假神陣并沒有多復雜的攻勢和規則,他的厲害就在于簡單,無比的簡單。夜豪看的無比的清晰,但這份簡單卻是讓夜豪快要崩潰。
將空間分割成一個個小方塊,每一個小方塊的體積大約是一平方厘米,也是一個細胞,陣法按照生命游戲的規則施加在了細胞上。
1.每個細胞的狀態由該細胞及周圍八個細胞上一次的狀態所決定;
2.如果一個細胞周圍有3個細胞為生,則該細胞為生,即該細胞若原先為死,則轉為生,若原先為生,則保持不變;
3.如果一個細胞周圍有2個細胞為生,則該細胞的生死狀態保持不變;
4.在其它情況下,該細胞為死,即該細胞若原先為生,則轉為死,若原先為死,則保持不變。

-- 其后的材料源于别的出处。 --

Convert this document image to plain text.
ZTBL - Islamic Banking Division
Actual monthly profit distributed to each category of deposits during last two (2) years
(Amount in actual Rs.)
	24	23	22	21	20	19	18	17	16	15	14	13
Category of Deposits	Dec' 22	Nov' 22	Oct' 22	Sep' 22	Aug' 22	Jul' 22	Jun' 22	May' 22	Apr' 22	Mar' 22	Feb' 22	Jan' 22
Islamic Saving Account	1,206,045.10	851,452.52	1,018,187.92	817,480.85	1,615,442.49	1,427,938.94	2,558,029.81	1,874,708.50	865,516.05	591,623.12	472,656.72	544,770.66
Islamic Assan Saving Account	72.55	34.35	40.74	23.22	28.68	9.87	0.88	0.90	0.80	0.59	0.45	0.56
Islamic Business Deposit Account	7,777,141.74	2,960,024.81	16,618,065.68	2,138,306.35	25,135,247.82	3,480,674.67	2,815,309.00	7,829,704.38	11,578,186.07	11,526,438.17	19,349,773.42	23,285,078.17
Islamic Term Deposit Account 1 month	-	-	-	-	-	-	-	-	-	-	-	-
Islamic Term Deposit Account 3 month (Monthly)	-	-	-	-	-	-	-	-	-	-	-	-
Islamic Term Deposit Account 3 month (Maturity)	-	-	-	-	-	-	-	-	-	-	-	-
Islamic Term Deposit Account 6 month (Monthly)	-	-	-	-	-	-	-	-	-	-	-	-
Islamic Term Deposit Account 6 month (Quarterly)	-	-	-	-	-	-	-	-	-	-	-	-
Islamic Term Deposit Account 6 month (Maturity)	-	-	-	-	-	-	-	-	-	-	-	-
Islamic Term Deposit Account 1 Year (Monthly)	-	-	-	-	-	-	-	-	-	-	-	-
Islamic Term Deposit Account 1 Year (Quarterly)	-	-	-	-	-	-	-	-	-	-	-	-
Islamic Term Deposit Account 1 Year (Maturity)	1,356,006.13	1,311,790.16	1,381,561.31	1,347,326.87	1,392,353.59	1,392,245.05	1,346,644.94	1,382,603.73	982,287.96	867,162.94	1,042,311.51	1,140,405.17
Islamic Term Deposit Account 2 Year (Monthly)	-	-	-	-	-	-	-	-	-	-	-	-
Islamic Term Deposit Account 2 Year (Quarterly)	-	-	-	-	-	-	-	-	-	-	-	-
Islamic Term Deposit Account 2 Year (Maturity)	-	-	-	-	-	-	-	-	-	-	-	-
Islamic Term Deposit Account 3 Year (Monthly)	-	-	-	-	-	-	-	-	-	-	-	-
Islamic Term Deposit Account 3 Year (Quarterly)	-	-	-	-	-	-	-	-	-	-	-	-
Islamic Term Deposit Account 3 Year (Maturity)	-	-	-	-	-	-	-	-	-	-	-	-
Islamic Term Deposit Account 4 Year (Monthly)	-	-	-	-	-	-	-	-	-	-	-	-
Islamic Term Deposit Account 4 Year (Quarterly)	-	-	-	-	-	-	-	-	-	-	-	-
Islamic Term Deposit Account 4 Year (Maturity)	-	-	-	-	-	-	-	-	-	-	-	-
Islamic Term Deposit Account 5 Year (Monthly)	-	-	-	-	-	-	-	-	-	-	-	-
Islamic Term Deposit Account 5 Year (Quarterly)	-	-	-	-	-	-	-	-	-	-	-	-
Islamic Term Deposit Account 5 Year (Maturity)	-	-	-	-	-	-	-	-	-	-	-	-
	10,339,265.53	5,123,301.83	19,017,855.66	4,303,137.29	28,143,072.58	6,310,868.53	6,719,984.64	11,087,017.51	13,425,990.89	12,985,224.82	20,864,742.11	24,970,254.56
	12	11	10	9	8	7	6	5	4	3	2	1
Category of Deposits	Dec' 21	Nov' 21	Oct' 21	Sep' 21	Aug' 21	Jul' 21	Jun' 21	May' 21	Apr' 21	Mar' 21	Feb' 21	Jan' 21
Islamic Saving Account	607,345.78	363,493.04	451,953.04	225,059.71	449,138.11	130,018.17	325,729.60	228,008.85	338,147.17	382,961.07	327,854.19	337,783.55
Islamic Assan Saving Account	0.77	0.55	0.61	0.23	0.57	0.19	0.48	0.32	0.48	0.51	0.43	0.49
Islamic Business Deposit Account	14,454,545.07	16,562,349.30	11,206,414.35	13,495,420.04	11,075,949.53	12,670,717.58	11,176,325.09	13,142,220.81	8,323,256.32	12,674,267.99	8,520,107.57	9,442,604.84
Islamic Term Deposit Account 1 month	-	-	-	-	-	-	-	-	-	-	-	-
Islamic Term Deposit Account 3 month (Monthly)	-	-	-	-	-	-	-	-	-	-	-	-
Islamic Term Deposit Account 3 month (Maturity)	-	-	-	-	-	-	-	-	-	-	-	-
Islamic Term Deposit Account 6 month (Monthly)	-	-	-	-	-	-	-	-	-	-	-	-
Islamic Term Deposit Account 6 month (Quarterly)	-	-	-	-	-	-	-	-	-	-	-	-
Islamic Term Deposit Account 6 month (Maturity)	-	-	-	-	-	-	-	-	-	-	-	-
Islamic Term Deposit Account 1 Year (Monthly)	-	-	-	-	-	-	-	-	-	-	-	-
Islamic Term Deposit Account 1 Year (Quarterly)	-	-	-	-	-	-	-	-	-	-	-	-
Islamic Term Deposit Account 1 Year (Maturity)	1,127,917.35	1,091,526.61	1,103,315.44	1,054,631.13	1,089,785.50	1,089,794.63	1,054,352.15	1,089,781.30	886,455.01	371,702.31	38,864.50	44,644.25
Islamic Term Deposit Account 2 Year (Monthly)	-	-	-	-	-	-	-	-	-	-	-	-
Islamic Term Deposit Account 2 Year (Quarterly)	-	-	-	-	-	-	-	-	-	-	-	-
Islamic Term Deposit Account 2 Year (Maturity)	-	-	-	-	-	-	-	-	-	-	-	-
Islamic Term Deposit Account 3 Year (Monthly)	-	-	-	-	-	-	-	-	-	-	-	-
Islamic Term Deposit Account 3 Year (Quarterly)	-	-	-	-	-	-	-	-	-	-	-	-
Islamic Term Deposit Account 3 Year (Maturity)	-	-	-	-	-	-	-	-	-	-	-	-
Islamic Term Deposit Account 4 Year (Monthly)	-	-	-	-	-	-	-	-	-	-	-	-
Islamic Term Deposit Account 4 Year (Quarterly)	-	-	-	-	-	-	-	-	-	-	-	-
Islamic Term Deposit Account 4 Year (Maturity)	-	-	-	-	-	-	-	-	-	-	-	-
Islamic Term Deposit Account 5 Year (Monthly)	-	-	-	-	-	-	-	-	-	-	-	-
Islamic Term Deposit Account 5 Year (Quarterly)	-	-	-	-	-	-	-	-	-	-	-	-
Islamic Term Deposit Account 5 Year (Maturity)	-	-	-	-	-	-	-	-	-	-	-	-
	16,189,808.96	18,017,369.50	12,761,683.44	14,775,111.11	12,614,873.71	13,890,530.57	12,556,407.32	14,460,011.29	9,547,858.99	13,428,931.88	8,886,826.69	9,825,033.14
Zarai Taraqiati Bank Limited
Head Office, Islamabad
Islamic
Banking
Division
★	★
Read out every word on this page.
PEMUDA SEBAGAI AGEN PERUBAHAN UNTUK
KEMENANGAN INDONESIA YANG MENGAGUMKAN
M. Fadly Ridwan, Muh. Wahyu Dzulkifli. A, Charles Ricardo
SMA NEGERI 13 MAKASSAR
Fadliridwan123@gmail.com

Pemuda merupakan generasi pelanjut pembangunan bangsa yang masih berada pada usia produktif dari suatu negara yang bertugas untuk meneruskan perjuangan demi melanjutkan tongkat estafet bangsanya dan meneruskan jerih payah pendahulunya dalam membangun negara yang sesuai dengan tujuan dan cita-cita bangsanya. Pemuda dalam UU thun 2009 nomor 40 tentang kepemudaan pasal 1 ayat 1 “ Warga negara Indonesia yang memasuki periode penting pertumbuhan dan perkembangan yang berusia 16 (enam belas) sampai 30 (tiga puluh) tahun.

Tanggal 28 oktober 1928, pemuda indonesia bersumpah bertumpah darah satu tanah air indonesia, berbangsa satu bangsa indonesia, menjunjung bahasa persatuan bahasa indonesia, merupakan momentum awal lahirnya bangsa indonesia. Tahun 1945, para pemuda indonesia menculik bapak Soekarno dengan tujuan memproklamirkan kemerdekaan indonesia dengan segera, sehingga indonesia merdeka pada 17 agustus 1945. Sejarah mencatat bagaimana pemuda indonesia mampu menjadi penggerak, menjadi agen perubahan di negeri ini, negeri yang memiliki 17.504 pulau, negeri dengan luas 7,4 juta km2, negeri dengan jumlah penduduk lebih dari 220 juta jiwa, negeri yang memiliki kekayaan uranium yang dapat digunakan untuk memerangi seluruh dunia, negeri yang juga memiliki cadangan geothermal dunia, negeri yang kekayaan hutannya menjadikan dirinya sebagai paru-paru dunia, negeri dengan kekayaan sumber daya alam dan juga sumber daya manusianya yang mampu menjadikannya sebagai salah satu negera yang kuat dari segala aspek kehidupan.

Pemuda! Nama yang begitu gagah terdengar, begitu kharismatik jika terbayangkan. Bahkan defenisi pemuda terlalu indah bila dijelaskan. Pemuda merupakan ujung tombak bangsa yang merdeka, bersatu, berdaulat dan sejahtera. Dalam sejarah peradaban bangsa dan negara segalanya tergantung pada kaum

然后以高管家所在的陣法核心為起點,周期性的對生細胞和死細胞進行符文連接,進而輸出咒術能力。而咒術能力將會對所觸及到的一切高等生命行式進行束縛,也就是虛弱并將其納入到假神陣的祭品之中。
起初,那咒術絲線還算簡單,夜豪尚且能夠躲避,但隨著時間流逝,整個假神陣就猶如擁有了生命一般,那咒術絲線仿佛可以看得到夜豪一般,不斷的從四面八方甩了過來,將夜豪困得死死的,這個時候他即將想要跑都已經跑不了。
“你不像是會自殺的人,所以你一定有什么企圖對不對?”高管家并不了解夜豪整個人,但他卻了解夜豪這類型的人,他們不是那種動不動就會失去理智想要犧牲的人,他們刻意采取的行動從來都不會是沒有目的的,也就是說夜豪很有可能察覺到了陣法的弱點?
高管家對此并不認同,因為假神陣的來源就從很大程度上排除了這一點,因為這個陣法的創造者并不是人類,其次,自從這個陣法被創造以來,一旦陣法開始運轉唯一的破解方式就是逃跑,高管家并沒有聽說過這個陣法擁有弱點。即便有,那也絕不是人類所能夠攻破得了的。
“我的企圖十分的明顯,我是帶著和平的目的來的。”夜豪的身法以及由此衍生出來的閃躲能力超越了絕大部分行者,甚至隱隱有超越人類的范疇。但他同時也確實陷入了同郭薇茵一樣的掙扎之中,若非這個陣法正在對付郭薇茵,夜豪恐怕也支撐不了這么久,事實上夜豪只是在假神陣扇面大約15%左右的空間之中活動。當然這不是夜豪自愿的,而是假神陣將其控制在了這個角空間之內。
高管家冷笑了一聲,他權將夜豪的話當笑話了。
“如果你來這里的目的不是為了救郭薇茵女士的話,我倒是會認可你的說法。”
夜豪則是說:“或許你放了郭薇茵女士后,世界就會得到和平。”
“我們似乎沒有對話的必要不是么?”高管家不再搭理夜豪,無論他有什么手段都不可能在越來越復雜的生命游戲式的咒術之中存活下來,因為隨著時間不斷推移,在生命游戲的規則下甚至有可能會誕生出超出人類所能夠想象的生命出來,而生命的本質就是讓周圍熵增,讓自己熵減。夜豪很快便會因為這個本質而成為生命游戲的糧食。
高管家將精力轉移到了郭薇茵身上,后者此刻已經不復女童的形象,她仿佛一夜之間成年了,姣好的面容,豐腴的身段完美的展示在高管家面前。她閉目養神,四象印在她的四周咆哮著,即為郭薇茵編制出了一個暫時可以抵御假神陣的壓制又可以抵御高管家攻擊的力場。
“郭女士,你可以放棄掙扎,只要你愿意將自己的圣水晶摘了下來,我可以保證你和你的女兒可以安然無恙的離開這里。”高管家說:“而且我們今后也不會再干預你是元老會中的身份,永遠不會。”
郭薇茵冷冷的啐了一口說:“我將圣水晶自己摘下來?哈哈,我都不是第十維度的行者就算留在元老會又有什么用?世態炎涼的,我原本就是力之元老,人際關系不如奧馬爾,手中錢財不如羅斯柴爾德多,到時候誰會看我臉色,又有誰會來保護我們母女?一句話你就是瞎扯淡。”